We had the lucky opportunity to sit down with one of the experts for the challenge, Mike Abramowitz, Director of the Center for the Prevention of Genocide at the US Holocaust Memorial Museum. We asked him for his insight into the importance of this issue and areas that the community could consider exploring during the inspiration phase.
Hi Mike, can you tell us what got you interested in your line of work?
It is hard to pinpoint one reason. My background is in journalism, I worked for close to 25 years as a reporter and editor at the Washington Post, mainly covering politics. One of my introductions to the issue in recent years was covering the US response to the Darfur crisis and really being struck by the human cost of this tragedy--hundreds of thousands of people killed, millions displaced – and how hard it has been for leaders to address this problem.
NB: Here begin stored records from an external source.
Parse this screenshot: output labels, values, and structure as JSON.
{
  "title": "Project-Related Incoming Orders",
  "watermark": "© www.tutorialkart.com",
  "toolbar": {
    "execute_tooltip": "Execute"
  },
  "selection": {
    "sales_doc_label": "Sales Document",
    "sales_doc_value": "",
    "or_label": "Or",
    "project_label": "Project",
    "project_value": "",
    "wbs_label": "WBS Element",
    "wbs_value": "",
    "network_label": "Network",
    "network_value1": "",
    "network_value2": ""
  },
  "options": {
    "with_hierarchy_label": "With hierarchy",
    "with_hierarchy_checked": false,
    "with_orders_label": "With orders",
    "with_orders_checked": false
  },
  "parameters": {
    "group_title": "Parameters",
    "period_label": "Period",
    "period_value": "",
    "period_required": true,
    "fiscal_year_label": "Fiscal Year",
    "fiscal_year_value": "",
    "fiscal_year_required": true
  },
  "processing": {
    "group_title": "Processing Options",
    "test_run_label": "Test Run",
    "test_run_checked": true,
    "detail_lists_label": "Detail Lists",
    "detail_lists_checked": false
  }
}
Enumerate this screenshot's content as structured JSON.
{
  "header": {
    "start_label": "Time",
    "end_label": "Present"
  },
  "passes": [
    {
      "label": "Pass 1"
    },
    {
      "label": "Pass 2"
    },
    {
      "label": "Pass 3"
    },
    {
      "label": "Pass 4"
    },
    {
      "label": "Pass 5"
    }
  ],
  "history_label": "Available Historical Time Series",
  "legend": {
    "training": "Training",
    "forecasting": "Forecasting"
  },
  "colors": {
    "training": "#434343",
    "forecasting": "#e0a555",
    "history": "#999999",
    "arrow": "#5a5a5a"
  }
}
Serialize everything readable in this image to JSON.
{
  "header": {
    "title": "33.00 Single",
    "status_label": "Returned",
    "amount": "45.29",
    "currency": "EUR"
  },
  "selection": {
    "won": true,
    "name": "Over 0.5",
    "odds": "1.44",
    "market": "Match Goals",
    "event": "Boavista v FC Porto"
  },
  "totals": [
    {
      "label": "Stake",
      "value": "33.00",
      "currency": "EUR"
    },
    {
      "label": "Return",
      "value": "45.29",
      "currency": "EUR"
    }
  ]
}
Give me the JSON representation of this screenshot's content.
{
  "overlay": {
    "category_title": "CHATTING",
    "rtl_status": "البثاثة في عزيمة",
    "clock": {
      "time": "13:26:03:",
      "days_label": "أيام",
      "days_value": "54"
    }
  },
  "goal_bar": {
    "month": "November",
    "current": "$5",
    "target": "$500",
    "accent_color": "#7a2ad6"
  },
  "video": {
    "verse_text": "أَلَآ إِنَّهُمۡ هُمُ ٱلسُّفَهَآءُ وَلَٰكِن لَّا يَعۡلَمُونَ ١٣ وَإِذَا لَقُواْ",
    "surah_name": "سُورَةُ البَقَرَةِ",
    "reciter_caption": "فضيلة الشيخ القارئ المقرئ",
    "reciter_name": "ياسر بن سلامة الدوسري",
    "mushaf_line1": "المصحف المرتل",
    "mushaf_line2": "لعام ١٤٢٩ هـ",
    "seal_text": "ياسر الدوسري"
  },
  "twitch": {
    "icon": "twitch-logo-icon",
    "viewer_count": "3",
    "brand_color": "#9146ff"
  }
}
Beyond this professional interest, my dad was in the foreign service and I lived abroad in Thailand during the Cambodian refugee crisis for a short time. I volunteered in a refugee camp on the border and was really exposed to the kind of human impact these atrocities can have. And of course as an American Jew, many members of my own family, my great grandparents, uncles and others died in Lithuania during the Holocaust, so it is very personal for me. Many have the same experience as I do. This far from an abstract issue for me.
One of the most important things about this subject that keeps me motivated is that so much of the work about genocide is done after the fact, after a genocide begins. You’re constantly reminded when working at the Museum how much better it would’ve been if we had tried to do something ahead of time.
Why is this issue so important now to you?
The challenge question is so important: what can you do to empower people on the ground to get the word out about what’s happening and how can you enhance the capabilities of outsiders to see what’s happening?
The problem is very much still with us. If you look at places like Syria, Darfur, Congo, there are still places where many people live under the constant threat of mass violence, where they are attacked often just for the color of their skin or what they believe in or what group they belong to. Yet what is happening to them is too often invisible to the rest of the world. So it is very appropriate for us to think as much as possible about how can technology help us tell their stories.
The second point I would make is that the whole world of technology is in flux. From social media to big data to mobile technologies, there are exciting things happening. So we really need to figure out how these technologies can address this very important problem. There couldn’t be more important work.
The problem is real – and we need solutions.
What are examples of moments where an atrocity could’ve been prevented for our community to reflect on as they explore this issue?
If you think about the 6 million Jews who were killed during the Holocaust, the mass killing project of the Holocaust didn’t largely begin until 1941. The Nazis spent 8 years preparing to kill people, conditioning the German people to think of Jews as less than human beings. There were plenty of early warning signs and points where Hitler could’ve been stopped, where either the German people or governments outside of Germany could have moved more effectively to get rid of him. Obviously the thing that is hard to imagine was that Hitler would actually follow through and systematically murder 6 million Jews. But hard as it may be, sometimes you have to consider the unimaginable.
What are examples you can give our community to help them as they research and learn about this issue of verifying information to help prevent atrocities?
Gathering and verifying information is a profound challenge because despite the 24/7 news cycle there’s still parts of the world where evil leaders have drawn a cloak of darkness. Consider Darfur – it is very hard for journalists to get inside so the question becomes how do you get the information out about the terrible things that are still happening to people? Can cell phones, satellites or other forms of technology help us figure out what’s going on in these areas that have been closed off to scrutiny? These questions are at the forefront of our mind.
I’m extremely excited to see what comes out of the Atrocity Prevention Challenge and thank all of the participants for collectively seeking new solutions.